During World War Two, my father's youngest brother Ivan was conscripted when the Russians invaded from the east. He disappeared and all contact with him was lost in 1942. My father searched but never learned what happened to him. Recently I discovered he died in a German Prisoner of War Camp in East Prussia, the victim of Hitler's inhuman starvation policies. I need to read Timothy Snyder's book, BLOODLANDS for the gruesome details. So far I don't have the stomach for it.
During World War Two my father was in Canada, married with a child, me. He never wanted to go to war after what he had witnessed in his childhood. Instead he chose to go to work on the Alaska Highway being built by the United States as a defense to any attack from the east. Perhaps he felt he was doing his patriotic best. His absence during my early life left its mark on me.
On my mother’s side her youngest brother Leon and a brother-in-law enlisted during World War Two. I was born in 1941 so my only memory is of the two uncles staying with us at different times as they passed through Toronto en route to training camp or returning from overseas. My only war time memories are of Yonge Street parades, rationing tickets for butter and meat and the fact that there weren’t many service aged men around the streets in my neighbourhood of downtown Toronto. That and the absence of my father when I was a toddler.
In my husband’s family many more men served their country. His father Ray Jackson was only 17 when he enlisted in World War One.
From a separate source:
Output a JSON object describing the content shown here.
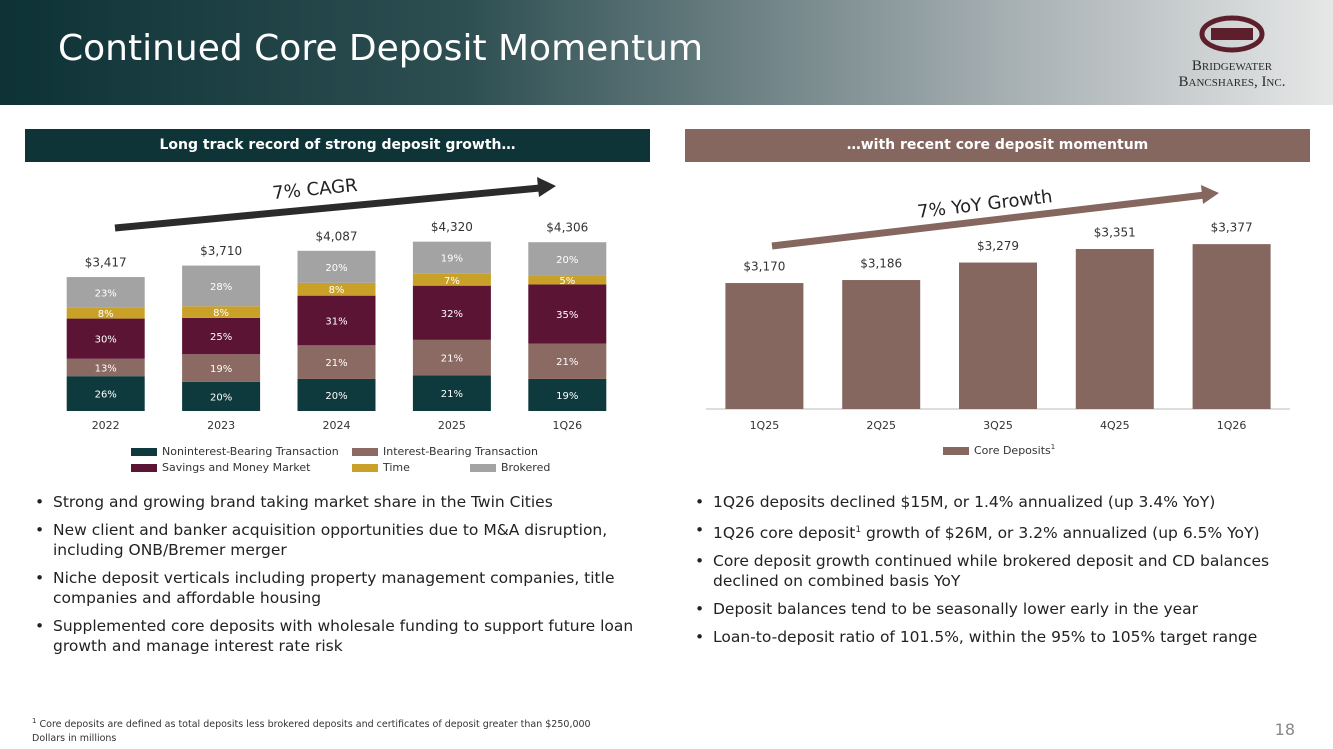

A strong surge of patriotism and obligation swept the country and made young men feel the need to go to war to defeat ‘the Hun’. He served in France, was shot in the shoulder, and spent years recovering in a military hospital in England in the pre-penicillin age. His wounds never stopped bothering him and he never spoke of his experience.
My husband’s mother had two brothers who served at the same time during World War One. Her favourite, Bill Skilling, enlisted in the army and as a university graduate, was sent to Oxford for officer training. As a Second Lieutenant he was assigned to artillery (Canadian Expeditionary Force, Royal Field Artillery) as a Forward Observation Officer. In France after the Third Battle of Ypres, Bill collapsed on the field and was taken to hospital in England. He was sent home three years later depressed and with a badly damaged heart which eventually killed him prematurely. He never married because of his health.
When the war broke out, my mother-in-law’s other brother Harold enlisted in the 5th Field Ambulance Corps as a stretcher bearer. After being seriously wounded at the Battle of the Somme in 1916 he was sent to England. When he recovered he transferred to the Royal Flying Corps but never flew a mission because the war ended just as his training finished. I don’t know how the war affected Uncle Harold. He never spoke of it to us. But when he returned to Canada, he broke up with his high-school sweetheart who'd stayed faithful, and never explained his actions.